Our CTO Shyam often refers to a quote by Greg LeMond: “It doesn’t get easier, you just get faster.” That might seems to be in tension with my essay about talent, which argued that you should find what’s easy for you but hard for other people. To make the point, I quoted a 2014 Scott Alexander essay:
Just as drugs mysteriously find their own non-fungible money, enjoyable activities mysteriously find their own non-fungible time. If I had to explain it, I’d say the resource bottleneck isn’t time but energy/willpower, and that these look similar because working hard saps energy/willpower and relaxing for a while restores it, so when I have less time I also have less energy/willpower. But some things don’t require energy/willpower and so are essentially free. Writing this is my addiction, so it’s free. Doesn’t mean anything else is.
Alexander’s point, though, is not that it gets easier; it’s that it should start easy. I’m sure that Greg LeMond finds cycling up hills slowly pretty easy; the difficult part is cycling up hills faster than anyone else. If you’re going to win the Tour de France, you need to be extraordinarily talented, and you need to endure extraordinary amounts of pain.

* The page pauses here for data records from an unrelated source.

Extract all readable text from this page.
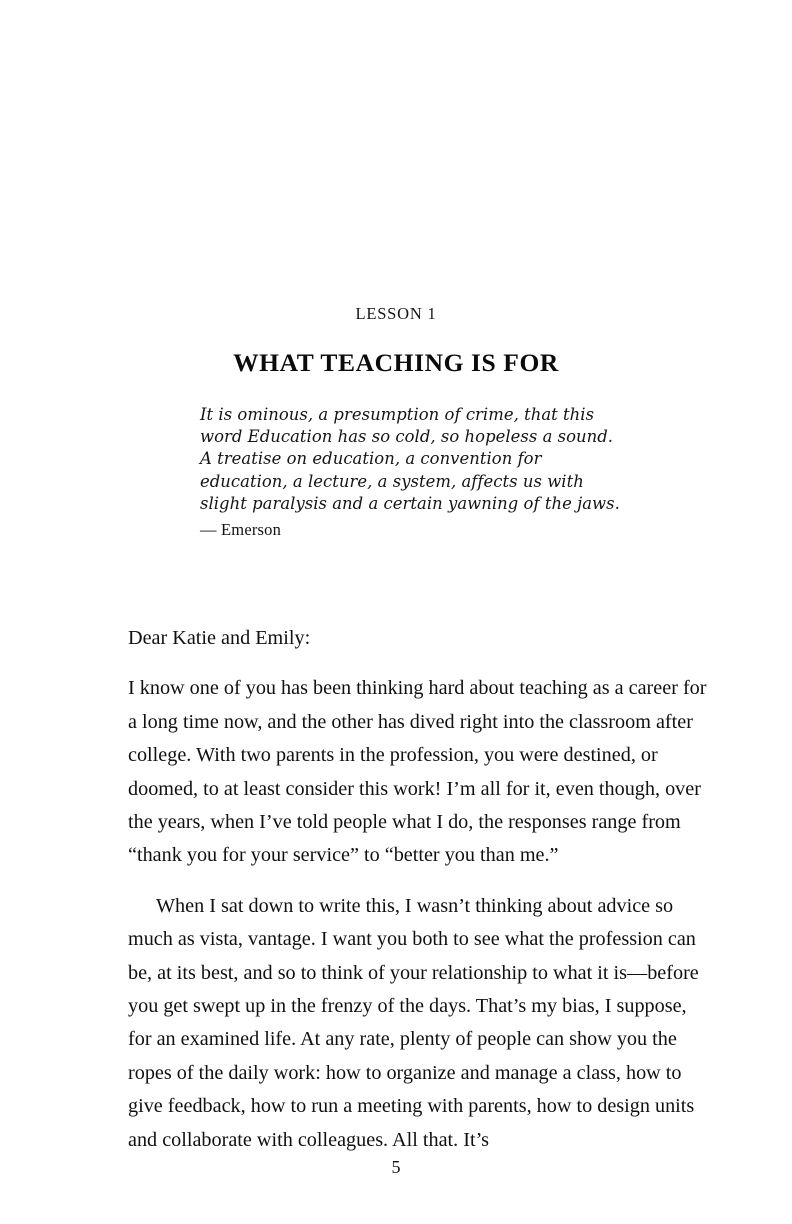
LESSON 1
WHAT TEACHING IS FOR

It is ominous, a presumption of crime, that this word Education has so cold, so hopeless a sound. A treatise on education, a convention for education, a lecture, a system, affects us with slight paralysis and a certain yawning of the jaws.

— Emerson

Dear Katie and Emily:

I know one of you has been thinking hard about teaching as a career for a long time now, and the other has dived right into the classroom after college. With two parents in the profession, you were destined, or doomed, to at least consider this work! I’m all for it, even though, over the years, when I’ve told people what I do, the responses range from “thank you for your service” to “better you than me.”

When I sat down to write this, I wasn’t thinking about advice so much as vista, vantage. I want you both to see what the profession can be, at its best, and so to think of your relationship to what it is—before you get swept up in the frenzy of the days. That’s my bias, I suppose, for an examined life. At any rate, plenty of people can show you the ropes of the daily work: how to organize and manage a class, how to give feedback, how to run a meeting with parents, how to design units and collaborate with colleagues. All that. It’s

5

Great men and established companies have a competitive position; they have entrenched strengths and weaknesses that are caused by the same underlying strategy. A causes both B and C. In this piece, written in May, I wrote about the strengths and weaknesses of three great men: Coriolanus, Robert Moses, and H.L. Hunt. That essay, I think, made a weaker claim: that even though it’s hard to discern the link between these men’s strengths and weaknesses, it might still exist. Perhaps a propensity towards having multiple concurrent families might be caused by the same impulses that lead to success in the oil industry. It’s certainly difficult to make the argument that these men’s arrogance, and racism, and bigamy might actually be inseparable from their achievements - but that’s why it’s such an interesting argument to make!
The two quotes with which I finished that essay offer two different angles on the same question.
You can't hold it against a man for possessing and being possessed by all the component and conflicting parts of being a genius. It's just that sometimes it is difficult for mortals to live with.
Margaret Hunt Hill, quoted in The Big Rich, p.52
One fire drives out one fire, one nail one nail;
Rights by rights falter; strengths by strengths do fail.Shakespeare, Coriolanus, Act 4 Scene 7
Margaret Hunt Hill, H.L. Hunt’s daughter, thought that her father had some ineffable genius which caused both his strengths and his weaknesses. Shakespeare, by contrast, saw weaknesses as over-extended strengths. For Hunt Hill, A caused both B and C; for Shakespeare, A causes B which causes C. McKenna’s view of corporate strategy is the former.
It’s tempting to map this back onto oneself; are our strengths and weaknesses already determined? I think there’s reason to be optimistic. Old men and established companies are set in their ways, but young people and inchoate companies are malleable and agentic. As we look into 2025, we should be hopeful. As Nietzsche put it, der Mensch das noch nicht festgestellte Tier ist. Man is the still-undetermined animal.